Il fallut porter madame Graslin dans sa voiture ; elle voulut qu’Aline y montât avec Francis et désigna Gérard pour l’accompagner.

— Vous êtes allé, je crois, en Angleterre ? lui dit-elle quand elle eut recouvré ses esprits, et vous savez l’anglais. Que signifient ces mots : dear brother ?

— Qui ne le sait ? s’écria Gérard. Ça veut dire : cher frère !

Véronique échangea avec Aline et avec la Sauviat un regard qui les fit frémir ; mais elles continrent leurs émotions. Les cris de joie de tous ceux qui assistaient au départ des voitures, les pompes du soleil couchant dans les prairies, la parfaite allure des chevaux, les rires de ses amis qui suivaient, le galop que faisaient prendre à leurs montures ceux qui l’accompagnaient à cheval, rien ne tira madame Graslin de sa torpeur ; sa mère fit alors hâter le cocher, et leur voiture arriva la première au château. Quand la compagnie y fut réunie, on apprit que Véronique s’était renfermée chez elle et ne voulait voir personne.

— Je crains, dit Gérard à ses amis, que madame Graslin n’ait reçu quelque coup mortel…

— Où ? comment ? lui demanda-t-on.

— Au cœur, répondit Gérard.

Le surlendemain, Roubaud partit pour Paris ; il avait trouvé madame Graslin si grièvement atteinte, que, pour l’arracher à la mort, il allait réclamer les lumières et le secours du meilleur médecin de Paris. Mais Véronique n’avait reçu Roubaud que pour mettre un terme aux importunités de sa mère et d’Aline, qui la suppliaient de se soigner : elle se sentit frappée à mort. Elle refusa de voir monsieur Bonnet, en lui faisant répondre qu’il n’était pas temps encore. Quoique tous ses amis, venus de Limoges pour sa fête, voulussent rester près d’elle, elle les pria de l’excuser si elle ne remplissait pas les devoirs de l’hospitalité ; mais elle désirait rester dans la plus profonde solitude. Après le brusque départ de Roubaud, les hôtes du château de Montégnac retournèrent alors à Limoges, moins désappointés que désespérés, car tous ceux que Grossetête avait amenés adoraient Véronique. On se perdit en conjectures sur l’événement qui avait pu causer ce mystérieux désastre.

Un soir, deux jours après le départ de la nombreuse famille des Grossetête, Aline introduisit Catherine dans l’appartement de madame Graslin. La Farrabesche resta clouée à l’aspect du changement qui s’était si subitement opéré chez sa maîtresse, à qui elle voyait un visage presque décomposé.

— Mon Dieu ! madame, s’écria-t-elle, quel mal a fait cette pauvre fille ! Si nous avions pu le prévoir, Farrabesche et moi nous ne l’aurions jamais reçue ; elle vient d’apprendre que madame est malade, et m’envoie dire à madame Sauviat qu’elle désire lui parler.

— Ici ! s’écria Véronique. Enfin où est-elle ?

— Mon mari l’a conduite au chalet.

— C’est bien, répondit madame Graslin, laissez-nous, et dites à Farrabesche de se retirer. Annoncez à cette dame que ma mère ira la voir, et qu’elle attende.

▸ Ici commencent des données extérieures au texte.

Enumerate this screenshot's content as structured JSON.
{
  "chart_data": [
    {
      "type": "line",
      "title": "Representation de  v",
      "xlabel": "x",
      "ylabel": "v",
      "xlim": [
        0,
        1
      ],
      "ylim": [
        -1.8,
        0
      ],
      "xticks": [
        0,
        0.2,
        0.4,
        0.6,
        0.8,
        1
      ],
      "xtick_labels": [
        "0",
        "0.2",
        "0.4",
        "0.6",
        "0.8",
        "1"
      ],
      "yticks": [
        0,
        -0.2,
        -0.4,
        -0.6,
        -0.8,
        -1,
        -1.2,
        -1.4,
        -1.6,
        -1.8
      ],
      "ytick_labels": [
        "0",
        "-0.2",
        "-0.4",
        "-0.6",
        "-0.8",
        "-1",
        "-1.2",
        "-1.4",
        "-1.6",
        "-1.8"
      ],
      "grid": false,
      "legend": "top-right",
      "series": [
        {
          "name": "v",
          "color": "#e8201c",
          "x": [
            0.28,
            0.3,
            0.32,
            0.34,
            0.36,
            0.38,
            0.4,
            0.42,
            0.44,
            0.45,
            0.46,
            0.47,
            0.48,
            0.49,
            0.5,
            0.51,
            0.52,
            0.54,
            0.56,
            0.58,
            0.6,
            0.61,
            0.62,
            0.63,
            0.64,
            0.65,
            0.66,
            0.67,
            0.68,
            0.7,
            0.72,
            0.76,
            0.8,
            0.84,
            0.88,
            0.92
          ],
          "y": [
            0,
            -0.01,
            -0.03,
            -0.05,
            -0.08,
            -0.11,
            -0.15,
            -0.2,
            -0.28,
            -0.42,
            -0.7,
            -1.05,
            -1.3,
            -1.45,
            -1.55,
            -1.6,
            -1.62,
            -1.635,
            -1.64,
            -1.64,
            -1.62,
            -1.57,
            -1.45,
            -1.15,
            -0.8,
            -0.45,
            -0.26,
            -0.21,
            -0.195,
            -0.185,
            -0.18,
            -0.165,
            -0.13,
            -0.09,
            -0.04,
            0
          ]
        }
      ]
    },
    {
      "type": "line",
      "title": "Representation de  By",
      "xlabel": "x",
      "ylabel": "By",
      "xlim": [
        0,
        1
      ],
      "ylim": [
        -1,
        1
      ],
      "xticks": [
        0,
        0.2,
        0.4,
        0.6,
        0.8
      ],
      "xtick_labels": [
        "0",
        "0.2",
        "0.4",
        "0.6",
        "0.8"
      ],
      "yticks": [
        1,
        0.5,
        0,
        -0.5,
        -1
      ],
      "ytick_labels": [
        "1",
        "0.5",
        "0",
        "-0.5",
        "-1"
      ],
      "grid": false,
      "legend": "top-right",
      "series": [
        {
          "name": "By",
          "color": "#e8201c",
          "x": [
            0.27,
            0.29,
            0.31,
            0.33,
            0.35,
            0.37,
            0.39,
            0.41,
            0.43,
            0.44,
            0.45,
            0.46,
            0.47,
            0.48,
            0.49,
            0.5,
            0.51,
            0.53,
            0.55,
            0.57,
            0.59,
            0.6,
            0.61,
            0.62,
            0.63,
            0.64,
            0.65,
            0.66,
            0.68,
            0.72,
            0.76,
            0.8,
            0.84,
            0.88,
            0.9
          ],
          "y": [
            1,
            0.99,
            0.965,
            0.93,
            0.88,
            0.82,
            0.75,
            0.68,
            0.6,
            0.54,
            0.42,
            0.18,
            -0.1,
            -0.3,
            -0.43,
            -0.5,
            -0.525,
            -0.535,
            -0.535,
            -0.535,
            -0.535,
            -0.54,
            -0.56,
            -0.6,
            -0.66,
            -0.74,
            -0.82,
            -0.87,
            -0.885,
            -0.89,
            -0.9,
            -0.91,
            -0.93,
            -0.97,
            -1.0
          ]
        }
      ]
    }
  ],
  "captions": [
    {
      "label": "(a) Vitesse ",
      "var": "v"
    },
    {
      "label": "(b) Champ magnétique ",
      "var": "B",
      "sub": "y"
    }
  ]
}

Quand la nuit fut venue, Véronique, appuyée sur sa mère, chemina lentement à travers le parc jusqu’au chalet. La lune brillait de tout son éclat, l’air était doux, et les deux femmes, visiblement émues, recevaient en quelque sorte des encouragements de la nature. La Sauviat s’arrêtait de moments en moments, et faisait reposer sa fille, dont les souffrances furent si poignantes, que Véronique ne put atteindre que vers minuit au sentier qui descendait des bois dans la prairie en pente, où brillait le toit argenté du chalet. La lueur de la lune donnait à la surface des eaux calmes la couleur des perles. Les bruits menus de la nuit, si retentissants dans le silence, formaient une harmonie suave. Véronique se posa sur le banc du chalet, au milieu du beau spectacle de cette nuit étoilée. Le murmure de deux voix, et le bruit produit sur le sable par les pas de deux personnes encore éloignées, furent apportés par l’eau, qui, dans le silence, traduit les sons aussi fidèlement qu’elle reflète les objets dans le calme. Véronique reconnut à sa douceur exquise l’organe du curé, le frôlement de la soutane, et le cri d’une étoffe de soie qui devait être une robe de femme.

— Entrons, dit-elle à sa mère.

La Sauviat et Véronique s’assirent sur une crèche dans la salle basse destinée à être une étable.

— Mon enfant, disait le curé, je ne vous blâme point, vous êtes excusable, mais vous pouvez être la cause d’un malheur irréparable, car elle est l’âme de ce pays.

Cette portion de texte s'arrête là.